Je ne peux qu'encourager les personnes curieuses à nous rejoindre: il n'est pas nécessaire d'être camusien (lecteur de Renaud Camus), il n'est pas nécessaire d'être familiarisé avec les Églogues (puisque justement l'ambition de cette lecture est de montrer ce qui joue, ce qu'il est possible de comprendre, et tout ce qui nous échappe, mais il n'est pas important que cela nous échappe (cela fait partie du jeu), mais tout de même c'est agaçant, et cependant profondément amusant, insaisissable, drôle, rapide, etc.

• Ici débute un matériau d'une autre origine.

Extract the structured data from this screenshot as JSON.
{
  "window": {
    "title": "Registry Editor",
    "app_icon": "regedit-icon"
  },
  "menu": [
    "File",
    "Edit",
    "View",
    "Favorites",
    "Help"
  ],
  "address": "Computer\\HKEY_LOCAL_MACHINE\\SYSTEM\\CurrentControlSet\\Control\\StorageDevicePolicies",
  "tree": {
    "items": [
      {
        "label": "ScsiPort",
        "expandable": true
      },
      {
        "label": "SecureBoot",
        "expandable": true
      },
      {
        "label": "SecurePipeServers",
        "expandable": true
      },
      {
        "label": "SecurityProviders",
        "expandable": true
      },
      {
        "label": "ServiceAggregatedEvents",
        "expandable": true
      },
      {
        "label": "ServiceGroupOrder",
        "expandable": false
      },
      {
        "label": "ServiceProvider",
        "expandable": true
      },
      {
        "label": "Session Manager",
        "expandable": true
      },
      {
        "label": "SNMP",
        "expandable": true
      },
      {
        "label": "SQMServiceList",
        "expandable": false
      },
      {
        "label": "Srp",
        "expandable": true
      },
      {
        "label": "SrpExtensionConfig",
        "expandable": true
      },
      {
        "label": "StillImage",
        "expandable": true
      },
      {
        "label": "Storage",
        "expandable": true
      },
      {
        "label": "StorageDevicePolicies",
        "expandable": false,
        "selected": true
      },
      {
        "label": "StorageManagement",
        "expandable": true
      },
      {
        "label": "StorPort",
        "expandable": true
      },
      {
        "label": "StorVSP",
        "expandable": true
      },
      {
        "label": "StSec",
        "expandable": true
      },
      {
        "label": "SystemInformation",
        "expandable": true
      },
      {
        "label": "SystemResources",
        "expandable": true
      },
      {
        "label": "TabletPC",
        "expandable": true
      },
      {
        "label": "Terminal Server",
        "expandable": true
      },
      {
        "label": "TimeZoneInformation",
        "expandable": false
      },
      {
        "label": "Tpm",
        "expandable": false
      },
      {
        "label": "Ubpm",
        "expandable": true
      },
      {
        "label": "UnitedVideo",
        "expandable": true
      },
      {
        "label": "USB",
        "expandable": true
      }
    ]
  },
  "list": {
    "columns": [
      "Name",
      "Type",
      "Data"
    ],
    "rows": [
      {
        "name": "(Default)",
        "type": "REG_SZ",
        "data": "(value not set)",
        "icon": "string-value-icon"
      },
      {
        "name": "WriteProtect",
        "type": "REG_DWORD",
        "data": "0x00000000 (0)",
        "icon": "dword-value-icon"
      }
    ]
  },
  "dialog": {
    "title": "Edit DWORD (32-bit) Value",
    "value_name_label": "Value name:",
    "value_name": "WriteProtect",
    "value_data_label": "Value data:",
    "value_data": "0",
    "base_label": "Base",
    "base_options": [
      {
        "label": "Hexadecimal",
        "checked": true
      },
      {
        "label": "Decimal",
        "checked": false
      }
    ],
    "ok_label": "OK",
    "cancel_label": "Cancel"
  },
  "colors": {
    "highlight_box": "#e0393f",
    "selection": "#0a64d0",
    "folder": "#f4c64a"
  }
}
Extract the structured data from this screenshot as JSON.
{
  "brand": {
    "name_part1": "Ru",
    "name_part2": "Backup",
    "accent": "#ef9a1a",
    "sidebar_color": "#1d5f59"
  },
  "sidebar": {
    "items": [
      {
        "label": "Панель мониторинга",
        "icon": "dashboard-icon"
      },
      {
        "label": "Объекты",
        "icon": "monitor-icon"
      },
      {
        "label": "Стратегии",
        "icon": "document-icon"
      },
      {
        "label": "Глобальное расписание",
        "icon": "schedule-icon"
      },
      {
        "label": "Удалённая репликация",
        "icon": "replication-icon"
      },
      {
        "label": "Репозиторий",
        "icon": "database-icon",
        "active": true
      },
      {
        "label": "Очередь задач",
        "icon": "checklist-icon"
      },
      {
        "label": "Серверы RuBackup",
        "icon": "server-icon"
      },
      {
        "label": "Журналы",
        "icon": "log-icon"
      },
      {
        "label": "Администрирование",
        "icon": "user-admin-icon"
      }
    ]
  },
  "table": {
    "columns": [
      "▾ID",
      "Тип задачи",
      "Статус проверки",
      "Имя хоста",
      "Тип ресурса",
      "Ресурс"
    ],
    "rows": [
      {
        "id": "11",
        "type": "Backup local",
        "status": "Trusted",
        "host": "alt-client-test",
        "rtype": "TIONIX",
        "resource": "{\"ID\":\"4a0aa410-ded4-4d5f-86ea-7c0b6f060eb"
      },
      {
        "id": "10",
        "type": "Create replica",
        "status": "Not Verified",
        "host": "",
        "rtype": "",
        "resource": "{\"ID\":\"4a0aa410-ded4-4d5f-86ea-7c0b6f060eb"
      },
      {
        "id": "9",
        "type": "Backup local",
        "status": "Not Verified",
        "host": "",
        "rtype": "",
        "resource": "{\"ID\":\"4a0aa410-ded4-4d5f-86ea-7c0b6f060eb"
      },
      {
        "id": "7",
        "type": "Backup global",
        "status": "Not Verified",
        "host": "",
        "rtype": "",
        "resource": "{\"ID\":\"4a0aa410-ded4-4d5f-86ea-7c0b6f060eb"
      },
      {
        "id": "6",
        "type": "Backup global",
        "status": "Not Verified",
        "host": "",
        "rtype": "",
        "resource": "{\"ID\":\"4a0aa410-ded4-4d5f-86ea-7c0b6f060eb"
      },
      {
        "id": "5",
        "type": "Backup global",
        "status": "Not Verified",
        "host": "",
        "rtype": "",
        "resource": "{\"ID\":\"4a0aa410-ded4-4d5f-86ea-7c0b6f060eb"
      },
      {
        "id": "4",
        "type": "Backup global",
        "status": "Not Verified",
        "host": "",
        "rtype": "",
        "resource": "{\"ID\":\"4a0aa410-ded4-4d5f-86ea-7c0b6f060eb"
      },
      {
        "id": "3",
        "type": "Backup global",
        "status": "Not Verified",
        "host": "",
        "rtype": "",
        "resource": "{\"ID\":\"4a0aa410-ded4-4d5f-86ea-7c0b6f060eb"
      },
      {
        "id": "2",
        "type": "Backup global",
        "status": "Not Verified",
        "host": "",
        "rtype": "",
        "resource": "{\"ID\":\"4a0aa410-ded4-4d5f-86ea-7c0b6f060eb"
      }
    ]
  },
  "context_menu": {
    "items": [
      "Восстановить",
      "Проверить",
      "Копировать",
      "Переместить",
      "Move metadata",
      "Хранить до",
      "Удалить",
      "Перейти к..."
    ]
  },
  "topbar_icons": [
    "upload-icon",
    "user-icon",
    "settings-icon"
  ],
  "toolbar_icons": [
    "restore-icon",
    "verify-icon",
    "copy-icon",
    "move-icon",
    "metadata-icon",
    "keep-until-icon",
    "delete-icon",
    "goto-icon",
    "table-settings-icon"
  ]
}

Avouons que nous sommes un peu paresseux, et que souvent nous ne trouvons que deux éléments liants sur trois. Ainsi, nous parvenons à lire dix pages en quatre heures... (entrecoupées de nombre de digressions réjouissantes).


À l'attention de mes compagnons d'hier: Afin de répondre à un message sur le forum de la SLRC, je suis revenue à cette lettre de Renaud Camus, à laquelle je reviens toujours.

J'ai eu la surprise d'y trouver la phrase (voir la note) qui nous a arrêtés p.36 de L'Amour l'Automne:
«Je ne quittai Sils-Maria que le 20 septembre, retenu que j'étais par les inondations».
Dans le corps de la lettre on trouve l'absence d'explication suivante:
J'avoue ne pas voir très bien, aujourd'hui, pour quelle raison la phrase suivante, tirée je crois de la correspondance de Nietzsche, se trouve précisément là ; ni n'avoir le courage de feuilleter tous les Églogues pour éclaircir ce seul point. Je puis seulement garantir que cette recherche ne serait pas vaine et que, maniaques comme je nous connais, les "auteurs" ont eu les motifs les plus précis. Quinze pages plus haut se rencontre un écheveau assez proche, où figure également une phrase de Nietzsche. Celui-ci, auteur lui-même de mélodies, "devient fou", comme Wolf, ou "a des troubles mentaux" comme Duparc. La date 20 septembre, extrême fin de l'été, correspond bien en tout cas à la position de la phrase dans le livre, le deuxième des quatre Travers, très manifestement L'Été.
On constate une grande cohérence des thèmes entre tous les Églogues. Il faudrait avoir le temps de faire une lecture transversale des cinq volumes parus à ce jour.